Posted on August 30, 2012, in AA Step Work, Alcoholics Anonymous, Alcoholism, Lessons in Recovery, Recovery and tagged , , , , , , , , , , , , , , , , , , . Bookmark the permalink. 11 Comments.

  1. It seems like the hard part in recognizing what needs to change is recognizing the “unmanageable” part. That’s so tricky because denial wants to keep us oblivious to the “unmanageable” piece!

    “I don’t need help.”
    “I’m just fine.”
    “I can control this.”
    “Everything is okay.”

    Yeah — I recognize those things because while my life is not unmanageable because of alcohol, it is because of codependency, and maybe once-upon-a-time, eating or depression or other stuff, too. I mean, I know those things are different from alcoholism because of the specificity of ways alcohol works on a person and how powerful it is as a substance to an alcoholic, but I can relate to my life becoming unmanageable (!!!!!!!) and know what that “bottom” feels like.

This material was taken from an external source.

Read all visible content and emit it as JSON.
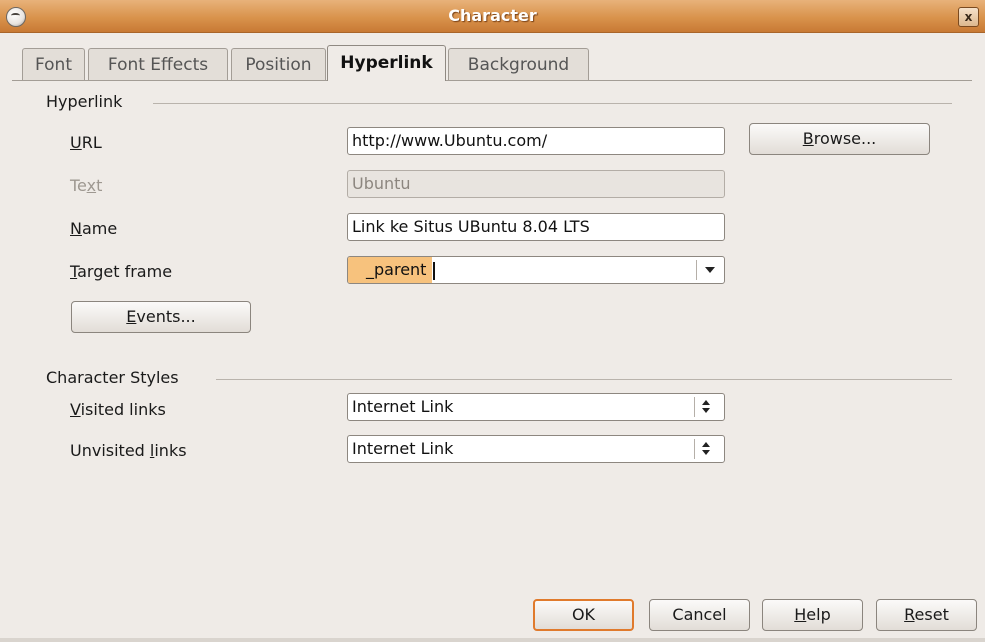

And when a person hits that bottom, he or she (in my case “she”) has to acknowledge (admit) the things that got her there and then deal with them.

    I guess what I am trying to say is that I know what it is to have something get out of control and then bury my head in the sand about it, hahaha. I get that part. I get the need to recognize the things I am powerless against and then have to do something about it because of how unmanageable things have become — like admit it is unmanageable and I need help. I’m thankful that I did not find alcohol to be addictive in my life, though. It sure would have complicated things even more than they could be/could have been.

    Thanks for stating this all so clearly, Al. And thanks for the HST quote. 🙂 You know, I think I would amend his quote just slightly. It is also possible to know what the edge is by having watched someone you love plunge over. Maybe one does not *know* it know it unless they have gone over themselves, but they know it enough to know they don’t want to — or, I think as I have noted some people who have watched loved ones go over the edge, they decide the pain of having watched someone go over is too much, so they join them there. Thus a pattern of alcoholism/addiction in families. (I was thinking of that one singer chick on “Celeb Rehab” whose mom OD’d and she was the one who introduced her mom to coke, I think it was…)

    Just a little “furthering of the idea” that is there. And I am thoughtful today. 🙂

    • Hey Angel,

      What a great comment! i know the relief of the perspective change when all of a sudden bags that i thought were full of goodies in the past reveal themselves to be full of dead ends. It’s liberating to be able to drop the sack and soar! 😉

      Keep coming back,

      Al K Hall

  2. I love this post. I also love the hst quote. The challenge is that I can absorb a lot of stuff…I’ve had to sign into work after midnight every night this week and work the normal 10 hour days in the office. My friend is so angry with me and my like whatever at least I have a job and so it goes. It is good but not bc I’m always thinking this is not the worst that can happen and maybe in a way tempting tptb.

    • Working On It!

      Thanks for stopping by! Your comment reminded me of an AA expression, “It works until it doesn’t.” In my case, i could absorb a lot of shit until i couldn’t anymore. i hope you don’t get to that point!

      Keep coming back,

      Al K Hall

  3. My father likes to joke that an alcoholic is someone who drinks more than his doctor.

  4. princessvonvoodoo

    Shut the front door! I found another blog…congrats to me and to you for getting hitched! (nothing to do with your post, I know, but I haven’t had the chance to say)

  5. HST, gotta love him. Great post Al. Loved the comment from Celeste above. Hope you guys enjoy the rest of your week.